Illinois Community College System - History

History

Illinois has played a prominent role in the development of the community and junior college movement in the United States. Joliet Junior College, established in 1901, was the first public junior college in the nation. It was the brain child of William Rainey Harper, president of the University of Chicago, and J. Stanley Brown, the superintendent of Joliet Township High School. The college's initial enrollment was six students.

Brown and Harper's innovation was designed to serve students who desired to remain within the community and still pursue a college education. Within a few years, the concept had grown to include students outside the existing high school district. By December 1902, the board of trustees officially sanctioned the program and made post-high school courses available tuition-free. In 1916, the post-high school program was formally named "Joliet Junior College." The next year, the North Central Association of Colleges and Schools accredited the college, and the State Examining Board approved selected courses for teacher certification. Enrollment at the time numbered 82 students.

In 1931, Illinois adopted its first junior college legislation, which permitted the Board of Education of Chicago to establish, manage, and provide for the maintenance of one junior college offering two years of college work beyond the high school level as part of the public school system of the city.

The first Junior College Act became law on July 1, 1937, and provided for the development of the junior college system as a part of the public school system. That act neither provided for charging tuition nor specified that the education was to be provided without charge to the students. In 1943 the Illinois General Assembly enacted legislation to allow referendums to establish tax rates for both education and building funds to support junior college operations. In 1951 legislation was adopted which set forth standards and procedures for establishing junior colleges. This legislation also repealed the prior law which had allowed the board of education in districts with population in excess of 25,000 to establish a junior college by resolution. In 1959 separate junior college districts were authorized by allowing any compact and contiguous territory to be organized as a junior college district with an elected board of education with authority to maintain and operate the college and levy taxes for its operation.

State funding for junior college operations was first appropriated in 1955. Seven new public junior colleges were established in Illinois between 1955 and 1962, bringing the total to 18. Rock Island, Moline, and East Moline joined to form Black Hawk College in 1961, the first junior college created separate from a common school district.

In 1961, the General Assembly created the Illinois Board of Higher Education to conduct comprehensive studies on higher education needs; develop information systems; approve new units of instruction, research, or public service in all public colleges and universities; review budgets of public colleges and universities, and make recommendations to the governor and General Assembly; approve capital improvements; conduct surveys and evaluation of higher education; and prepare "a master plan for the development, expansion, integration, coordination, and efficient utilization of the facilities, curricula, and standards of higher education in the areas of teaching, research, and public service." Although junior colleges were under the jurisdiction of the superintendent of public instruction at this time, the enabling legislation for the Illinois Board of Higher Education charged the board, in developing " a master plan of higher education" to "give consideration to the problems and attitudes of junior colleges...as they relate to the overall policies and problems of higher education."

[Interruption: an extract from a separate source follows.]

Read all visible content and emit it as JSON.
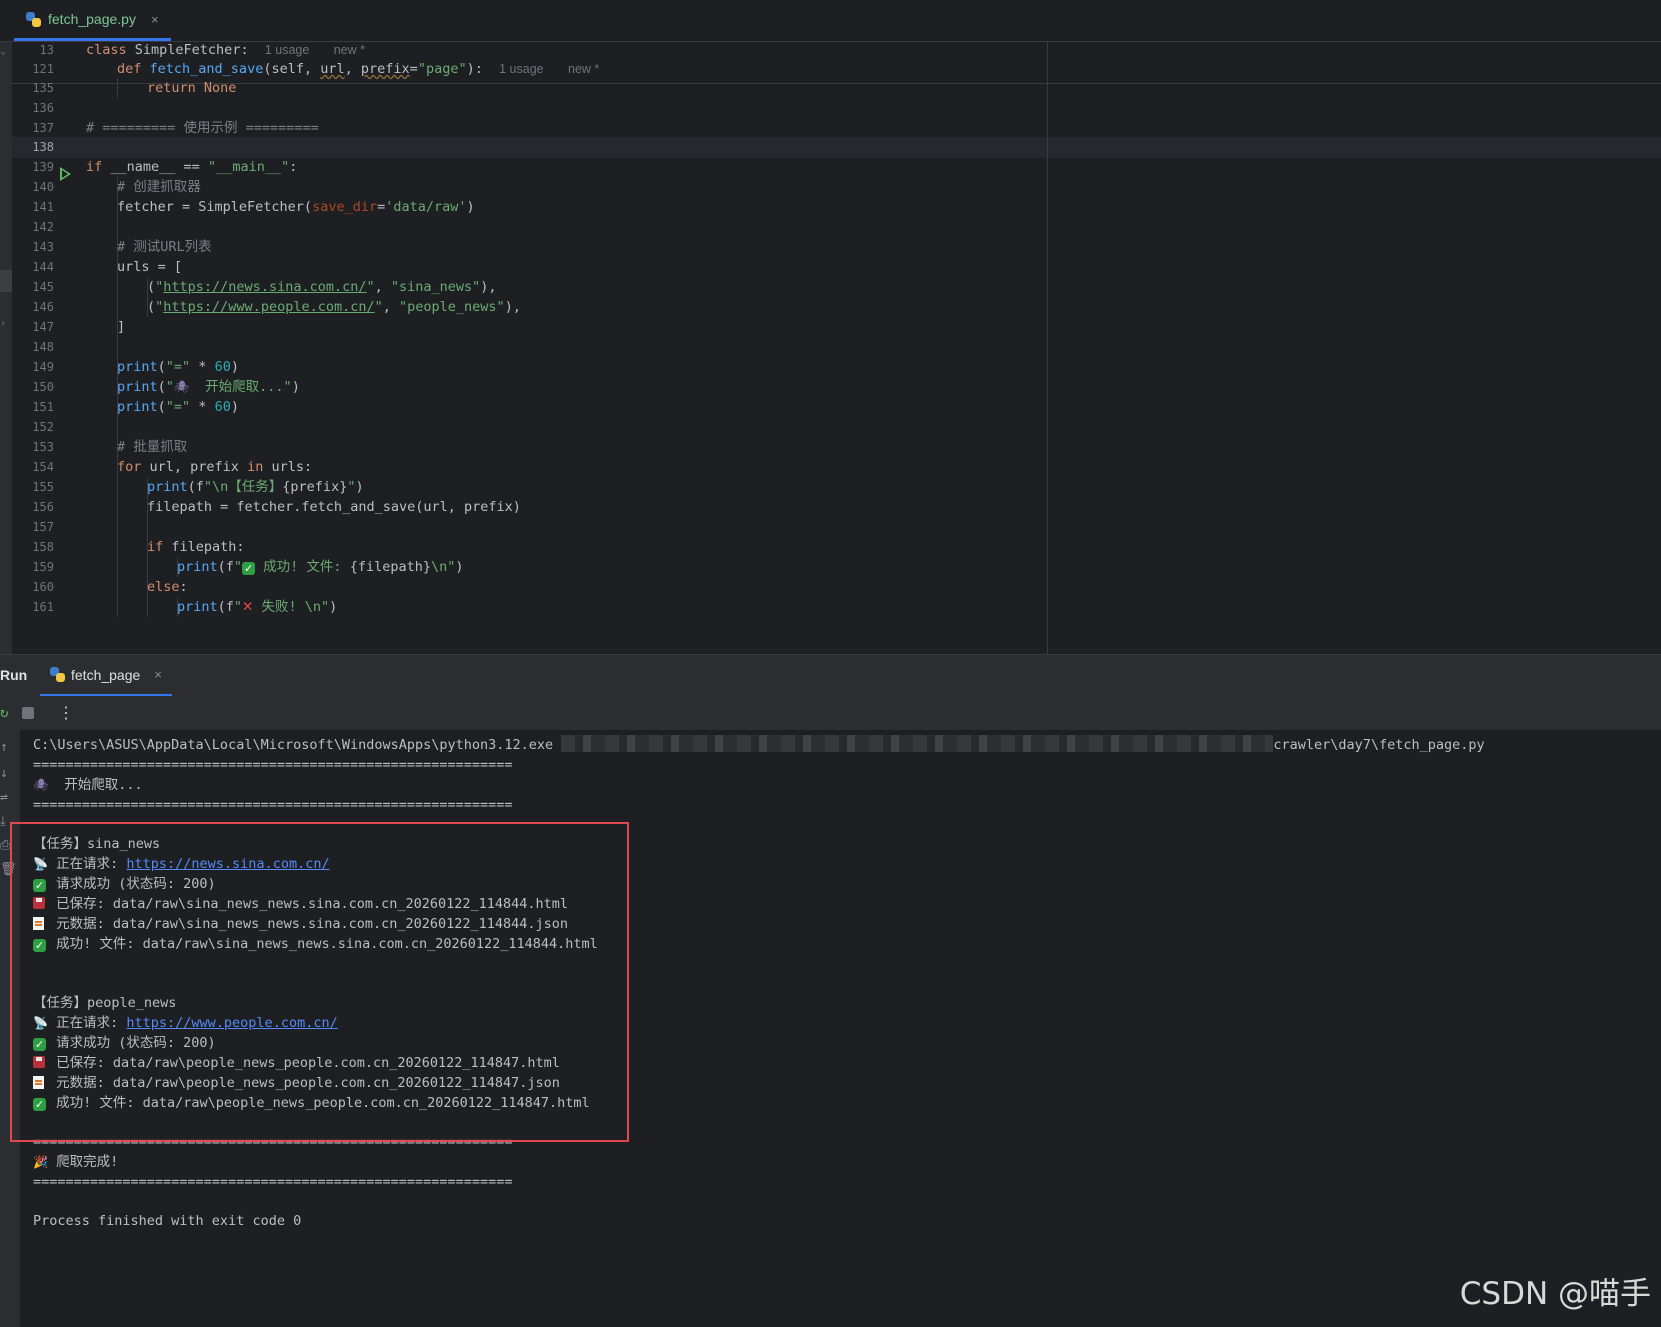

Based upon the higher education master plan, the Junior College Act of 1965 was enacted, providing the foundation for the present system of public community colleges in Illinois. The act removed the junior colleges from the common school system and placed them under the jurisdiction of the Illinois Board of Higher Education. It provided for establishment of a system of locally initiated and administered comprehensive Class I junior college districts; required that all junior colleges operating in school districts where separate tax levies had been established for the college become separate junior colleges, classified as Class II districts and established procedures for converting Class II districts to Class I districts. School districts operating a junior college without a separate tax could continue to maintain the program as grades 13 and 14. The act allowed creation of junior college districts with locally elected boards. The local districts were coordinated and regulated by a new Illinois Junior College Board, which in turn reported to the Illinois Board of Higher Education, as did the governing boards of the other public colleges and universities. The act provided for local-state sharing of capital funding, acquisition of sites, operational funding, and annexations and disconnections of territory. State and local financial support for junior colleges became an obligation of all Illinois residents, whether they resided within the boundaries of a junior college district or not.

On July 15, 1965, the Junior College Act became effective; and on August 1 the school boards of districts operating junior colleges with separate educational and building rates became the boards of the newly constituted Class II districts. Also in August 1965 governor Otto Kerner, Jr. appointed nine members of the first Illinois Junior College Board.

In 1973, the term "junior college" was changed to "community college" by statute, but one college (Joliet Junior College) in the system has retained the term "junior" in its name.